Stay tuned for information about the 2012 race.


Friday, October 28, 2011

Stella Rossa: Tasty Pies in Santa Monica, CA

The final stop on my summer road trip down the west coast was Los Angeles. And while there are many foods that the city is known for, pizza is not one of them. In fact, Los Angeles is known for having particularly bad pizza. Ask any New York transplant (or east coast transplant, for that matter) and they'll tell you that nothing in Los Angeles remotely compares to what they've had back at home. Although I've heard over and over again about the lack of a real pizza scene in Los Angeles, I had no doubt that there would be some decent pizza to find there.

About a month before visiting Los Angeles, I was in the midst of my pizza research for the trip when I came across an article on The Huffington Post that grabbed my attention. As I'd noted in a posting back in July, the author (a food writer, mind you) claimed to have found a place in Santa Monica that serves the best pizzas in the world. He wrote:

Were these the best pizzas I have ever eaten? Yes, they were. I have had pizzas all over the world, including its birthplace in Naples, and none has ever matched these pies for thin crispness, freshness of ingredients, delicious blackened crust... all in all a flavorful wonder. As I said, it's all a matter of taste and timing. Tonight, in a little place in Santa Monica, I finally had an epiphany. It is possible to be the best at something!

After reading such a adamant review of this place, there was no way I was going to step foot and Los Angeles and not visit the place. Stella Rossa Pizza Bar (2000 Main Street) landed itself on the top of my list of "must visit" pizza places. On a Tuesday evening, I met up with five dining companions to find out what the fuss was all about.



The place has a modern feel to it -- almost like you're at a lounge -- fitting for its location in Santa Monica. Unlike in New York City, where you might have to wind your way to the back of a restaurant to be seated, Stella Rossa is essentially a large box. There's a bar in the middle and tables around it; the open kitchen is in the back. The restaurant was full, although there didn't appear to be much of a wait the evening we were there.

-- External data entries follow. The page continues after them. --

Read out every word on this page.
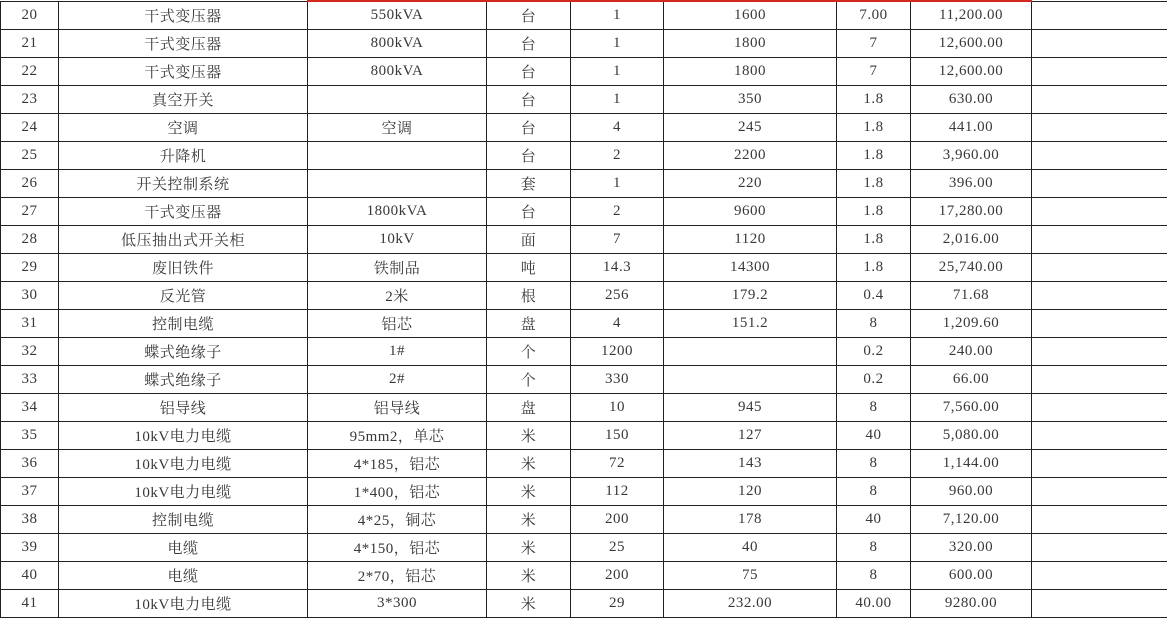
20	干式变压器	550kVA	台	1	1600	7.00	11,200.00	
21	干式变压器	800kVA	台	1	1800	7	12,600.00	
22	干式变压器	800kVA	台	1	1800	7	12,600.00	
23	真空开关		台	1	350	1.8	630.00	
24	空调	空调	台	4	245	1.8	441.00	
25	升降机		台	2	2200	1.8	3,960.00	
26	开关控制系统		套	1	220	1.8	396.00	
27	干式变压器	1800kVA	台	2	9600	1.8	17,280.00	
28	低压抽出式开关柜	10kV	面	7	1120	1.8	2,016.00	
29	废旧铁件	铁制品	吨	14.3	14300	1.8	25,740.00	
30	反光管	2米	根	256	179.2	0.4	71.68	
31	控制电缆	铝芯	盘	4	151.2	8	1,209.60	
32	蝶式绝缘子	1#	个	1200		0.2	240.00	
33	蝶式绝缘子	2#	个	330		0.2	66.00	
34	铝导线	铝导线	盘	10	945	8	7,560.00	
35	10kV电力电缆	95mm2，单芯	米	150	127	40	5,080.00	
36	10kV电力电缆	4*185，铝芯	米	72	143	8	1,144.00	
37	10kV电力电缆	1*400，铝芯	米	112	120	8	960.00	
38	控制电缆	4*25，铜芯	米	200	178	40	7,120.00	
39	电缆	4*150，铝芯	米	25	40	8	320.00	
40	电缆	2*70，铝芯	米	200	75	8	600.00	
41	10kV电力电缆	3*300	米	29	232.00	40.00	9280.00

The menu (which also features some salads and starters) is divided between white pies and red pies. Although there were six red pies and only three white pies on the menu, the white pies sounded more interesting, so we ended up getting two white pies and two red pies. One of the highlights was the Bloomsdale Spinach pie which featured purple kale -- a food item (and color!) you don't usually find on pizza. The Shaved Mushroom pie was solid and rather than your typical pizza greens (basil, arugula, etc) the pie was topped with rosemary, thyme, and torn parsley. The Margherta was tasty, although nothing extraordinary. The same can be said for the Sausage pie.

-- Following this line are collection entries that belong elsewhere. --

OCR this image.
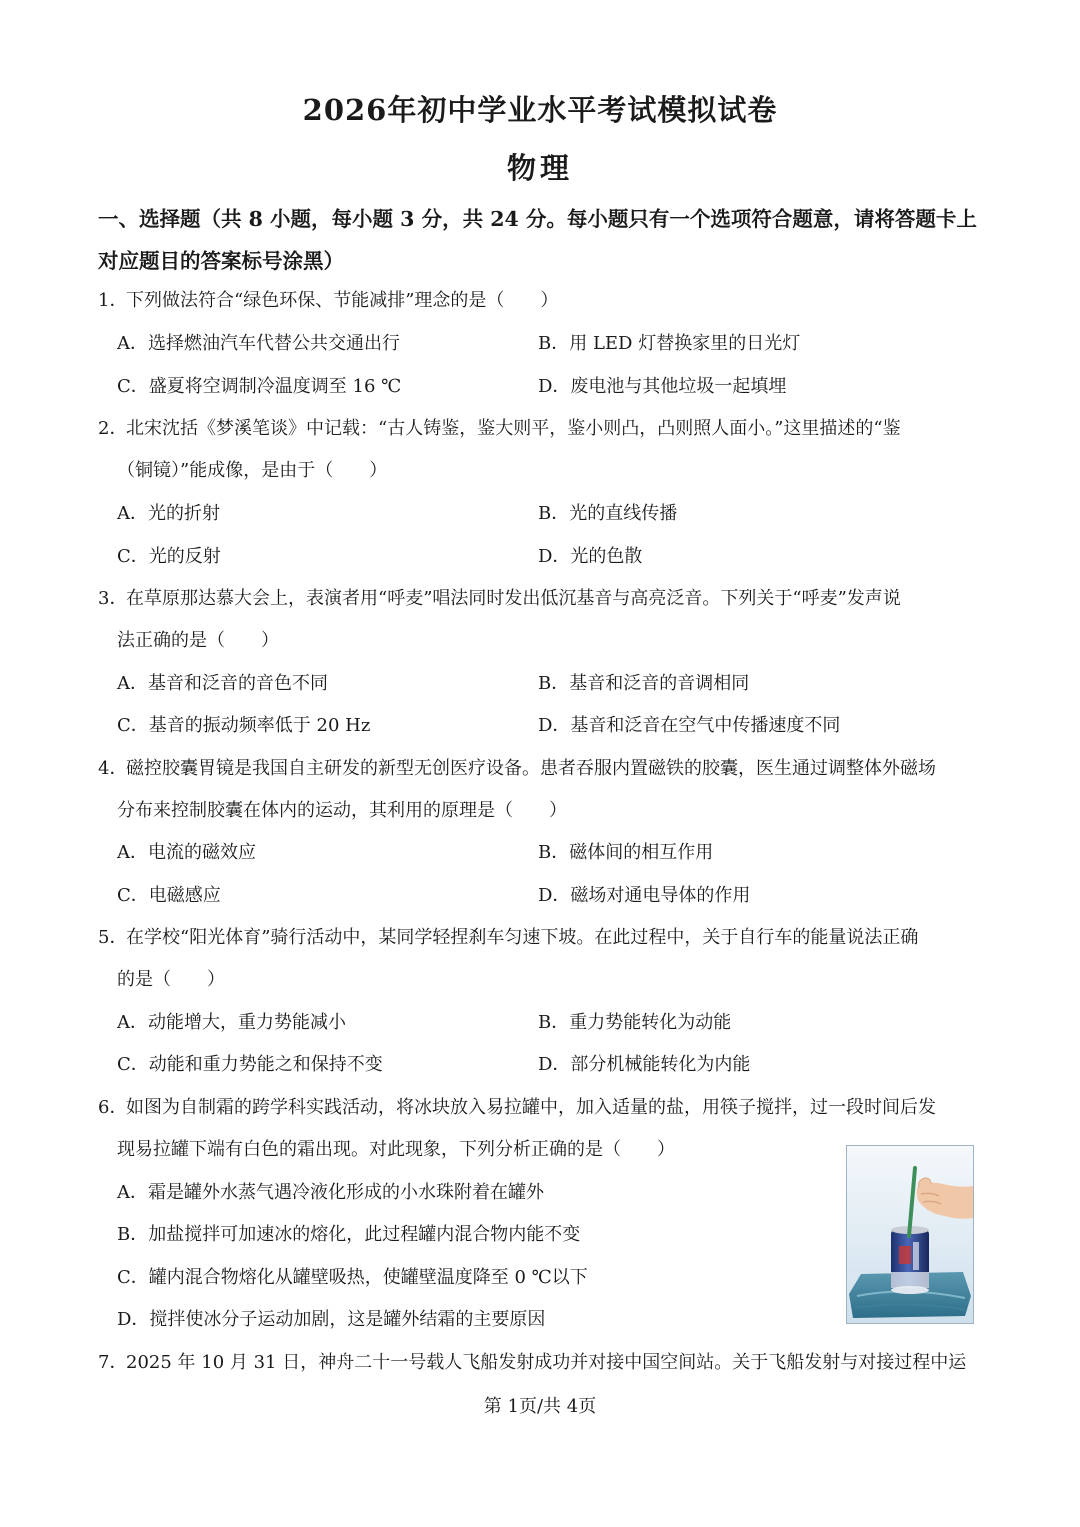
2026年初中学业水平考试模拟试卷
物理
一、选择题（共 8 小题，每小题 3 分，共 24 分。每小题只有一个选项符合题意，请将答题卡上对应题目的答案标号涂黑）
1．
下列做法符合“绿色环保、节能减排”理念的是（　　）
A．选择燃油汽车代替公共交通出行	B．用 LED 灯替换家里的日光灯
C．盛夏将空调制冷温度调至 16 ℃	D．废电池与其他垃圾一起填埋
2．
北宋沈括《梦溪笔谈》中记载：“古人铸鉴，鉴大则平，鉴小则凸，凸则照人面小。”这里描述的“鉴
（铜镜）”能成像，是由于（　　）
A．光的折射	B．光的直线传播
C．光的反射	D．光的色散
3．
在草原那达慕大会上，表演者用“呼麦”唱法同时发出低沉基音与高亮泛音。下列关于“呼麦”发声说
法正确的是（　　）
A．基音和泛音的音色不同	B．基音和泛音的音调相同
C．基音的振动频率低于 20 Hz	D．基音和泛音在空气中传播速度不同
4．
磁控胶囊胃镜是我国自主研发的新型无创医疗设备。患者吞服内置磁铁的胶囊，医生通过调整体外磁场
分布来控制胶囊在体内的运动，其利用的原理是（　　）
A．电流的磁效应	B．磁体间的相互作用
C．电磁感应	D．磁场对通电导体的作用
5．
在学校“阳光体育”骑行活动中，某同学轻捏刹车匀速下坡。在此过程中，关于自行车的能量说法正确
的是（　　）
A．动能增大，重力势能减小	B．重力势能转化为动能
C．动能和重力势能之和保持不变	D．部分机械能转化为内能
6．
如图为自制霜的跨学科实践活动，将冰块放入易拉罐中，加入适量的盐，用筷子搅拌，过一段时间后发
现易拉罐下端有白色的霜出现。对此现象，下列分析正确的是（　　）
A．霜是罐外水蒸气遇冷液化形成的小水珠附着在罐外
B．加盐搅拌可加速冰的熔化，此过程罐内混合物内能不变
C．罐内混合物熔化从罐壁吸热，使罐壁温度降至 0 ℃以下
D．搅拌使冰分子运动加剧，这是罐外结霜的主要原因
7．
2025 年 10 月 31 日，神舟二十一号载人飞船发射成功并对接中国空间站。关于飞船发射与对接过程中运
第 1页/共 4页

What really differentiates the pies at Stella Rossa, other than some of the more unusual toppings, is the crust. What might be considered a personal pie by diameter actually ends up being an adequate meal for two people, as the dough is thick and chewy. In fact, once you work your way through the toppings, you're left with a daunting amount of crust to finish. I'd even say it's a bit too much.

One of our diners, who will remain anonymous, ended up with a plate like this. A new term was coined that night: a crust graveyard.


So was this the best pizza I'd ever had? Not a chance. Would I recommend checking it out? Absolutely. I had little time to visit any other pizza establishments in Los Angeles, but I was impressed with Stella Rossa. That's not to say it's a place I'd frequent if it was located in New York City. But for a city where it's hard to find a good pie, Stella Rossa has you covered.

Here are the pies we ate:
Bloomsdale Spinach
(crispy purple kale, young pecorino,
cracked black peppercorn, organic extra virgin olive oil)


Shaved Mushroom
(gruyère, melted onions, black truffle,
torn parsley, rosemary, thyme)


Housemade Organic Sausage
(tomato, fresh mozzarella,
hand-picked oregano, fennel pollen)


Margherita
(tomato, fresh mozzarella, sweet basil,
organic extra virgin olive oil)


Friday, October 21, 2011

$7 Pizzas At Fornino All Week

Fornino (187 Bedford Avenue) is celebrating its 7th birthday with $7 Margarita pies through October 27th. Swing by for a bite!